One of the things mundane souls never believe about collectors, though, is that we actually LOOK AT the wonders we own, and in many cases READ them. Knowing that some of us are readers, those who create jargon just for us have come up with a few phrases to let us know what’s behind the splash panel. These are phrases like, oh

Splash Panel: This is sometimes to be found on the first but more often the second and third pages of the story. It’s a great big exciting scene, with a schoolbus careening out of control or a massive evil purple robot crab about to crush Mighty Matilda. It displays the artist’s verve, provides a place for the publisher to tuck in credits for the writers and artists, and usually tricks the reader completely until the next page. (Either the robot crab or Mighty Matilda turns out to be a robot substitute for some kind of training exercise. But the splash panel made you look.)

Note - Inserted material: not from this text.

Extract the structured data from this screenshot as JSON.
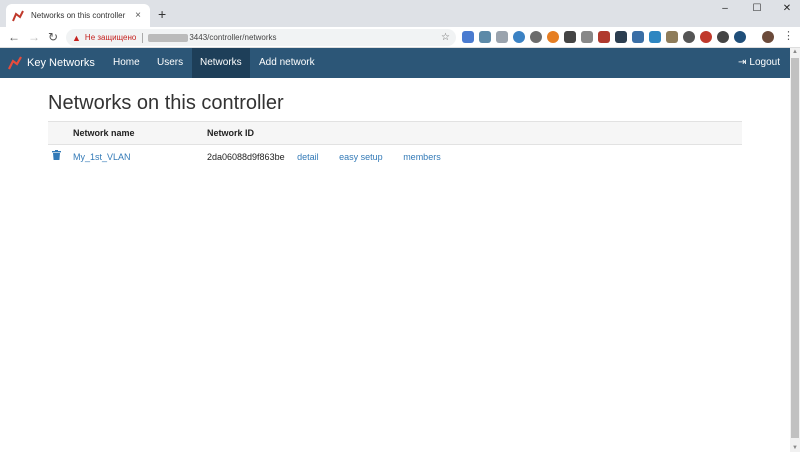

Origin Story: This is the story wherein we are told how the hero, super or otherwise, came to be the hero. Convex Carl may reminisce about how he was rocketed to earth from a distant planet, or was struck by lightning in a snowstorm, or was bitten by a radioactive platypus, or was hiding from a street gang and/or the cops and met a wizard and/or martial arts expert. Anyway, it gives us the start of the hero’s story, the fundamental facts about why that name is on the cover of the comic book. UNLESS there is a

Retcon: This is a new term; they didn’t have it yet when I was a mere stripling. It stands for a Retrospective Conversion. Nowadays, writers like to add details later. After twenty years of knowing that Vitamin Seaman was bitten by that cursed seagull, someone decides to write that, after all, that seagull was a robot sent back in time by the hero’s granddaughter in an alternate timestream so…. Origin stories are always worth more than Retcon Stories. Neither of these should be confused with

First Appearance: Sometimes a character is out being heroic and all for several issues before the writers decide to tackle an Origin Story. (Let’s not worry about the Galloping Blaze’s childhood and her martial arts training just now: let’s get her kicking some Clone Nazis now and see if this comic book lasts.) First Appearances are often very collectible (unless there was no Second Appearance, of course.)

Crossover: This is rather commonplace now, but once upon a time, if Captain Crimson had his own comic book, and Miss Maroon had HER own comic book, they hardly ever met. Once in a great while, someone would write a Crossover story, in which the hero of one book would meet the hero of another. Sales went up, and that is why heroes now pass each other on the sidewalk just about every time they walk to the comic book store.

GGA: If Thunder Theda has a tendency to pose on the cover of her comic book displaying her long legs in fishnet hose, or her formidable physique in a string bikini, this is known as Good Girl Art. What, exactly, is the difference between this and Cheesecake is not known to me. Nor am I particularly clear about when one steps over the line into what is known as BGA, or Bad Girl Art. More study is obviously required.

CCA: For a little more than a generation, the Comics Code Authority enforced a Completely Voluntary form of censorship in the comics, proving a great obstacle to GGA. Comic books were the cause of juvenile delinquency, drug addiction, violence, and bad hygiene, and had to be monitored to make sure virtue triumphed, villainy did not get too villainous, and the hero and the heroine shared a chocolate shake in the hamburger joint afterward. There was a similar system in the movies, and they both started to break down at the same time, and for the same reason. Not only did it repress creativity, it hurt sales.

That’s probably enough to go on. Remember now, you want a comic book WITH GGA and an Origin Story, but WITHOUT a subscription crease or dust shadows. Hey, actually, the Dust Shadow would be a great name for a superhero. She and her sidekick, Subscription Crease….

Excuse me, I feel an origin story coming on.